Shatner is 90 years old! Making him the oldest person to go to space. He’ll be the second actor to go to space this month, as Russia is also sending an actress and filmmaker to the ISS, where they plan on filming segments of a new movie titled Challenge.


Last week Yahoo News published a report alleging that the CIA, under the Trump Presidency, considered kidnapping and assassinating Julian Assange. This was after his organisation, WikiLeaks, published a huge amount of sensitive and incriminating information about the CIA.

Yahoo News based this report on conversations with more than 30 former CIA officials, many of whom were very concerned about the legality of these plans. Additional CIA plans involved spying on WikiLeaks associates, sowing discord amongst the group members, and stealing their electronic devices.

Assange is still imprisoned in London. We were lucky enough to host a conversation with him via video link in 2017, and it’s sad to know that he’s still there.


Our mate Jonathan Haidt has been on fire recently! He’s been giving us so much content, and we're sharing it all with you.

He's written a piece in Persuasion all about 'monomania', an exaggerated and unhealthy obsession with one thing. Haidt says that individual monomania is rarely a problem, but when it takes over a group, then things start getting whacky.

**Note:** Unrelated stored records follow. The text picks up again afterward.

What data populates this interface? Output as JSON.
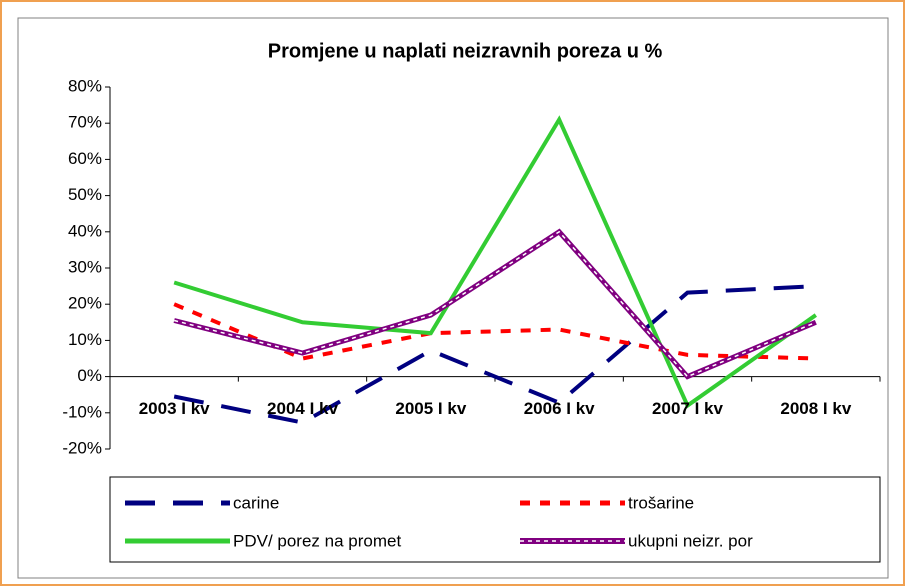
{
  "chart_data": {
    "type": "line",
    "title": "Promjene u naplati neizravnih poreza u %",
    "categories": [
      "2003 I kv",
      "2004 I kv",
      "2005 I kv",
      "2006 I kv",
      "2007 I kv",
      "2008 I kv"
    ],
    "series": [
      {
        "name": "carine",
        "color": "#000080",
        "values": [
          -5.5,
          -12.7,
          7.2,
          -7.2,
          23.2,
          25
        ]
      },
      {
        "name": "trošarine",
        "color": "#ff0000",
        "values": [
          20,
          5,
          12,
          13,
          6,
          5
        ]
      },
      {
        "name": "PDV/ porez na promet",
        "color": "#33cc33",
        "values": [
          26,
          15,
          12,
          71,
          -8,
          17
        ]
      },
      {
        "name": "ukupni neizr. por",
        "color": "#800080",
        "values": [
          15.5,
          6.5,
          17,
          40,
          0,
          15
        ]
      }
    ],
    "ylim": [
      -20,
      80
    ],
    "yticks": [
      {
        "value": -20,
        "label": "-20%"
      },
      {
        "value": -10,
        "label": "-10%"
      },
      {
        "value": 0,
        "label": "0%"
      },
      {
        "value": 10,
        "label": "10%"
      },
      {
        "value": 20,
        "label": "20%"
      },
      {
        "value": 30,
        "label": "30%"
      },
      {
        "value": 40,
        "label": "40%"
      },
      {
        "value": 50,
        "label": "50%"
      },
      {
        "value": 60,
        "label": "60%"
      },
      {
        "value": 70,
        "label": "70%"
      },
      {
        "value": 80,
        "label": "80%"
      }
    ],
    "legend": "bottom"
  }
}
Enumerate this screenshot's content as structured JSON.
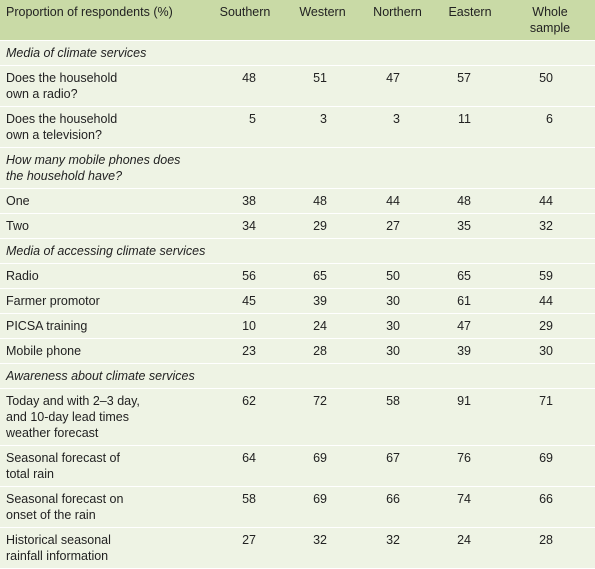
{
  "table": {
    "header": [
      "Proportion of respondents (%)",
      "Southern",
      "Western",
      "Northern",
      "Eastern",
      "Whole sample"
    ],
    "rows": [
      [
        "Media of climate services"
      ],
      [
        "Does the household\nown a radio?",
        48,
        51,
        47,
        57,
        50
      ],
      [
        "Does the household\nown a television?",
        5,
        3,
        3,
        11,
        6
      ],
      [
        "How many mobile phones does\nthe household have?"
      ],
      [
        "One",
        38,
        48,
        44,
        48,
        44
      ],
      [
        "Two",
        34,
        29,
        27,
        35,
        32
      ],
      [
        "Media of accessing climate services"
      ],
      [
        "Radio",
        56,
        65,
        50,
        65,
        59
      ],
      [
        "Farmer promotor",
        45,
        39,
        30,
        61,
        44
      ],
      [
        "PICSA training",
        10,
        24,
        30,
        47,
        29
      ],
      [
        "Mobile phone",
        23,
        28,
        30,
        39,
        30
      ],
      [
        "Awareness about climate services"
      ],
      [
        "Today and with 2–3 day,\nand 10-day lead times\nweather forecast",
        62,
        72,
        58,
        91,
        71
      ],
      [
        "Seasonal forecast of\ntotal rain",
        64,
        69,
        67,
        76,
        69
      ],
      [
        "Seasonal forecast on\nonset of the rain",
        58,
        69,
        66,
        74,
        66
      ],
      [
        "Historical seasonal\nrainfall information",
        27,
        32,
        32,
        24,
        28
      ]
    ]
  }
}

Group monomania creates illiberalism in the sense that asking questions or critiquing the group obsession is not allowed. You can see it in groups that become obsessed with one thing such as race, gender, or… 'the cabal'.

Jon has also gone on the Quillette podcast to discuss Instagram’s mental health emergency.

Knowing Jon and his work, he’d be glad to know that Facebook has recently paused its development of an Instagram app for teens – something Jon has previously criticised. They’ve done this due to continuing evidence that social media is detrimental to teen mental health.

On the topic of Jon Haidt, a PhD candidate at the University of Sydney and reader of our newsletter has contacted us about a study she's conducting. Her research is influenced by the work of Jon Haidt, and her current study is about how personality factors influence the type of content we choose to share on social media. You can read about and complete the study here.


Onto a guy who knows a lot about the dangers of “monomania”- Peter Singer! He’s back in the news this week after some faculty members at Rhodes College tried to prevent him from speaking at an online Philosophy event. The event, titled “Pandemic Ethics”, was a great opportunity to discuss animal rights, vaccine equality and vaccine mandates, topics which Peter has written extensively about. But it was his ethics on abortion and euthanasia that had some up in arms.

Peter is a utilitarian philosopher, and we get it: some of his ideas are controversial. People have the right to completely disagree with them, they can even say that his ideas are abhorrent- that’s ok. What’s not ok is preventing someone from speaking just because you don’t agree with them. 

We are thankful that Rhodes College ended up allowing the conversation to take place, because if we can’t talk about controversial topics, how can we get to the truth? How can we advance and make improvements? This cancel culture is what prompted Peter and his colleagues to create the Journal of Controversial Ideas, which you should definitely check out.

If you’re craving some heterodox thinking, come see Peter speak live next March and April.


Have you listened to the #1 psychology podcast in the world— The Psychology Podcast by Scott Barry Kaufman, Ph.D? We're big fans of it here at Think Inc.

Kaufman wrote the Manifesto for a Human-Centered Education which is being displayed in the front window of every Louis Vuitton shop around the world. The fashion company is donating €10,000 in Kaufman's name to encourage creativity among young people from disadvantaged communities.